Frühere Front National in Wahlkampfkosten-Affäre vor Gericht

Frankreichs Rechtspopulisten sind mit Forderungen in Millionenhöhe konfrontiert: In einem Prozess um illegale Wahlkampf-Finanzierung forderte der Anwalt des französischen Staats am Mittwoch in Paris mehr als elf Millionen Euro von der früheren Partei Front National (FN) zurück, die heute Rassemblement National (Nationale Sammlungsbewegung) heißt.

In dem Verfahren müssen sich die Partei sowie sieben Mitarbeiter verantworten, darunter auch der amtierende Schatzmeister Wallerand de Saint-Just.
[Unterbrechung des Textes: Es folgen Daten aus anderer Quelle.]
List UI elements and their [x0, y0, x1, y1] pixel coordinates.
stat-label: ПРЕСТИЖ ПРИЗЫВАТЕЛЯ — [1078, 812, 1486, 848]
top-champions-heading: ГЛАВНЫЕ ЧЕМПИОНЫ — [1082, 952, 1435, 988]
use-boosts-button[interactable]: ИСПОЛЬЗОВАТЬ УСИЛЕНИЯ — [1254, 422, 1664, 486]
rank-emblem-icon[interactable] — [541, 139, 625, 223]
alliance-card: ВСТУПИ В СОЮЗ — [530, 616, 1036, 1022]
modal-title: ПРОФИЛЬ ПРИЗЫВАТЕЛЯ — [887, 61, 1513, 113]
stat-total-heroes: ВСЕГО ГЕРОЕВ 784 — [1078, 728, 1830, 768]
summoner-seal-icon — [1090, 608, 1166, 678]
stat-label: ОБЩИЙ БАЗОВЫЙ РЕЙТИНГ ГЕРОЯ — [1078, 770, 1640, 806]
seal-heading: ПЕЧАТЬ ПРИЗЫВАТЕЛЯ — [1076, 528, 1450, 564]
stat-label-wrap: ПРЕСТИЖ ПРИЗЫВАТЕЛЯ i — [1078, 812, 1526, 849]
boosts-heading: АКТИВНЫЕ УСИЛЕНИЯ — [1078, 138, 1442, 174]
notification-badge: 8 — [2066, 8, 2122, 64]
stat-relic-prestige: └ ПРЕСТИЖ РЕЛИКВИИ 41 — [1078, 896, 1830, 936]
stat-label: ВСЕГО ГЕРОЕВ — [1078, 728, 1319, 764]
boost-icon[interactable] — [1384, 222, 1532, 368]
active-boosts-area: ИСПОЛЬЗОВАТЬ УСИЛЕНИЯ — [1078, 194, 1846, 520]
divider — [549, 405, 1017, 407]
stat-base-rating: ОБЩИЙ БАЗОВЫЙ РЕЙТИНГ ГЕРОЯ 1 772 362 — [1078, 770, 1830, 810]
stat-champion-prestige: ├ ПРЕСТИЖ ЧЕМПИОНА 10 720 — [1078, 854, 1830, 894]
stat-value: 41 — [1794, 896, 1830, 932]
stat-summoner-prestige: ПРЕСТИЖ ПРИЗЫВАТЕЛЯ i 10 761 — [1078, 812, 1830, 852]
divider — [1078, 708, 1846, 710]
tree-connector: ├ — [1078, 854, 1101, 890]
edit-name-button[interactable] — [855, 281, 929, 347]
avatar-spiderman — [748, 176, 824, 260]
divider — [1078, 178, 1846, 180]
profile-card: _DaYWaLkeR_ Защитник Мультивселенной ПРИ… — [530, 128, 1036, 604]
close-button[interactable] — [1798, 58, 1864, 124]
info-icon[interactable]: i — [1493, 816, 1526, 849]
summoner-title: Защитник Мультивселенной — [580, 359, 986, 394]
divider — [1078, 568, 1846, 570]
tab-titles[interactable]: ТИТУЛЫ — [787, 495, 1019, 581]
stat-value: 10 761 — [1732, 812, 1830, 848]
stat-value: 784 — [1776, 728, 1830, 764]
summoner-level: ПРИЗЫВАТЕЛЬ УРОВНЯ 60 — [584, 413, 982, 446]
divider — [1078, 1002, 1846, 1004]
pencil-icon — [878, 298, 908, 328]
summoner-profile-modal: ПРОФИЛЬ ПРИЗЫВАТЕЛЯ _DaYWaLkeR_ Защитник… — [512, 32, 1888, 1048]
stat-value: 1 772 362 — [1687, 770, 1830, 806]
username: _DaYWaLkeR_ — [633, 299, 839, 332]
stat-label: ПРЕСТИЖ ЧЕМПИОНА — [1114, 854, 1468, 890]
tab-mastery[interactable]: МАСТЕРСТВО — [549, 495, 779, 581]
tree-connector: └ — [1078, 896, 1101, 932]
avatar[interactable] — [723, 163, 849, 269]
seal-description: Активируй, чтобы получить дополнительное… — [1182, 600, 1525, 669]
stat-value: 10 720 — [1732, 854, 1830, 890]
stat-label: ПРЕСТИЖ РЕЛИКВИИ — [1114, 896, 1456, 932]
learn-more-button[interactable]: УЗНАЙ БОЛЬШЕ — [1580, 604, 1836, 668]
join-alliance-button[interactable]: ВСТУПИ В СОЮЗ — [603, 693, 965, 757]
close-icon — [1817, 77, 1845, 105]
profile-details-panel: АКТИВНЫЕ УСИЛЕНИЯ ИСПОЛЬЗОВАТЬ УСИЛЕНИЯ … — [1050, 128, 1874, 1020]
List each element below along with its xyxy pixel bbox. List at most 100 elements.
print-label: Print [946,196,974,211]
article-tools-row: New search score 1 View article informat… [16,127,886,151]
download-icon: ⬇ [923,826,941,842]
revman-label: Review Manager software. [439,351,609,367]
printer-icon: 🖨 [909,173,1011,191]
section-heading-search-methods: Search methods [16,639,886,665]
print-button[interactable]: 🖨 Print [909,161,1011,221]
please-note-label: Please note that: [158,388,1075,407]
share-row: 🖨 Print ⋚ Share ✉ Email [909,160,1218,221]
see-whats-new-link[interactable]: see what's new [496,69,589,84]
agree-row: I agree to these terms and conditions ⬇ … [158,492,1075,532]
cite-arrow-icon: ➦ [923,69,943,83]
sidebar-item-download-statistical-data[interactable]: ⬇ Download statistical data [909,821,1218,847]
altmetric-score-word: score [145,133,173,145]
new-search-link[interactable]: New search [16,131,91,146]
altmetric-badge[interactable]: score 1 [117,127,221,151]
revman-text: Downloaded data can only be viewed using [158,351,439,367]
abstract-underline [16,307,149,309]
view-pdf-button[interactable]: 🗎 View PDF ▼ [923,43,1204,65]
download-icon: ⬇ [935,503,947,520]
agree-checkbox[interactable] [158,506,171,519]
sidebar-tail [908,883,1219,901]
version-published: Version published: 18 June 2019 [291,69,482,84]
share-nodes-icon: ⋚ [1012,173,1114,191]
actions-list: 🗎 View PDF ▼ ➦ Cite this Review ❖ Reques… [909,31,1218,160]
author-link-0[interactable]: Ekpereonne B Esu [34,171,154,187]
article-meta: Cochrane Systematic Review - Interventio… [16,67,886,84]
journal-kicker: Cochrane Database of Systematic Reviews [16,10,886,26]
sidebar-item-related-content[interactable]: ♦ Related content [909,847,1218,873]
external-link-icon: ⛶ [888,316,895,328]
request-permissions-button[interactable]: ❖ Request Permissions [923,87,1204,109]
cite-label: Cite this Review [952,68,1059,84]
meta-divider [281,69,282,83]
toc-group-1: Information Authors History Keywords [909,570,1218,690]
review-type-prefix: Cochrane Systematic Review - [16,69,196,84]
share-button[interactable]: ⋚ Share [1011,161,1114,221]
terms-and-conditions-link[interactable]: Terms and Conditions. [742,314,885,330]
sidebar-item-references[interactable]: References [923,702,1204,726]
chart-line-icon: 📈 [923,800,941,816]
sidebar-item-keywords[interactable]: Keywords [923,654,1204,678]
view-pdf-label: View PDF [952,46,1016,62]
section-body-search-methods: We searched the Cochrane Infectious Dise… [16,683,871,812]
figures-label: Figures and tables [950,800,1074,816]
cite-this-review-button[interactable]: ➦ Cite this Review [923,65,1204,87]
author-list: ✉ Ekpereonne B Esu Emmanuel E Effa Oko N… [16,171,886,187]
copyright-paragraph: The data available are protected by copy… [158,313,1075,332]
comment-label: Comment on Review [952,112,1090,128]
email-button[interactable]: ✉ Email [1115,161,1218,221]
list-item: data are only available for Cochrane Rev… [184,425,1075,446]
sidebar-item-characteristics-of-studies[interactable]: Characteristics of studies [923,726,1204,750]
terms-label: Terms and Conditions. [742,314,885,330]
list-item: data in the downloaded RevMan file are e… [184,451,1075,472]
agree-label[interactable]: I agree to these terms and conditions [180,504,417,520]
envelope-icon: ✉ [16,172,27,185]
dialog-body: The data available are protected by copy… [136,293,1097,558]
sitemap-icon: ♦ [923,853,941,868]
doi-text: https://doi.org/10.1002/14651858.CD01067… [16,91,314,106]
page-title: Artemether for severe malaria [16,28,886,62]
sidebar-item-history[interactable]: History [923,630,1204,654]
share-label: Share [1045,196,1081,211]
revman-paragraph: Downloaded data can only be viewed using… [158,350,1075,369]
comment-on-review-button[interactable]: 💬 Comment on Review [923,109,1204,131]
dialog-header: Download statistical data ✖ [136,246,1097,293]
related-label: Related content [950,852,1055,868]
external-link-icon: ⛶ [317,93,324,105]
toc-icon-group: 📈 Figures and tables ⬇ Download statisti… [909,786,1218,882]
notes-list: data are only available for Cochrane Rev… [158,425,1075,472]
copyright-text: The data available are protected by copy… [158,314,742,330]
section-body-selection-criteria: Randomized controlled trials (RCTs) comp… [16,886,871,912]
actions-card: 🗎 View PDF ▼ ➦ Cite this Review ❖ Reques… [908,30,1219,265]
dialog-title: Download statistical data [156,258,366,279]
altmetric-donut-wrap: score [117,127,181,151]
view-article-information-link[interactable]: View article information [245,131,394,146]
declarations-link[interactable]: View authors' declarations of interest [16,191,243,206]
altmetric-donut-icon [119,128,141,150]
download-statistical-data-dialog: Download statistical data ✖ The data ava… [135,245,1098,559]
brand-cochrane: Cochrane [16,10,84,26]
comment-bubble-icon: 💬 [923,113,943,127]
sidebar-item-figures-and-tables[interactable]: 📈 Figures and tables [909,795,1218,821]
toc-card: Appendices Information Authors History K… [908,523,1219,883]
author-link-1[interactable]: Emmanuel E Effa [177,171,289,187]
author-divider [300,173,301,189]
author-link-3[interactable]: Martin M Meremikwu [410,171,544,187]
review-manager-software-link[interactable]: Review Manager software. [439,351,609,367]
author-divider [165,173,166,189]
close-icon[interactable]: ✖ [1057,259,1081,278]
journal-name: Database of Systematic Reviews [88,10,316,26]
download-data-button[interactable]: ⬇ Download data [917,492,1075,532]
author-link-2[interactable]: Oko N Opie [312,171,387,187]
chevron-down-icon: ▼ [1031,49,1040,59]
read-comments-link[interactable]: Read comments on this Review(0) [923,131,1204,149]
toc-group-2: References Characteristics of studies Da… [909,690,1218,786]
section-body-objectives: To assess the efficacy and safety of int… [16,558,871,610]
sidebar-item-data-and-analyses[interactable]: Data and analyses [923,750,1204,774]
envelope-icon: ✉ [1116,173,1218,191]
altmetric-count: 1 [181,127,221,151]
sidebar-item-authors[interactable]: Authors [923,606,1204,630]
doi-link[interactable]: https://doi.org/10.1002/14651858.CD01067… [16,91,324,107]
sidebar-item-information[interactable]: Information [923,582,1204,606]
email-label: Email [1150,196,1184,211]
Sie sollen für die französischen Parlamentswahlen 2012 ein ausgeklügeltes System entwickelt haben, um beim Staat eine überzogene Erstattung von Wahlkampfkosten zu beantragen. Auch bei den Europawahlen 2014 und den Départementwahlen 2015 gab es nach Ansicht der Ermittler Betrug.

Die FN habe sich unter anderem "überzogener Rechnungen" sowie "fiktiver Kredite" bedient, um ihre notorischen Finanzprobleme zu lösen, sagte der Anwalt des Staates, Bernard Grelon. Frankreich tritt in dem Verfahren als Zivilkläger auf.

Parteichefin Marine Le Pen steht nicht vor Gericht. Sie war erst im Mai wegen Scheinbeschäftigung und Missbrauchs öffentlicher Gelder zur Rückzahlung von 300.000 Euro an das EU-Parlament verurteilt worden.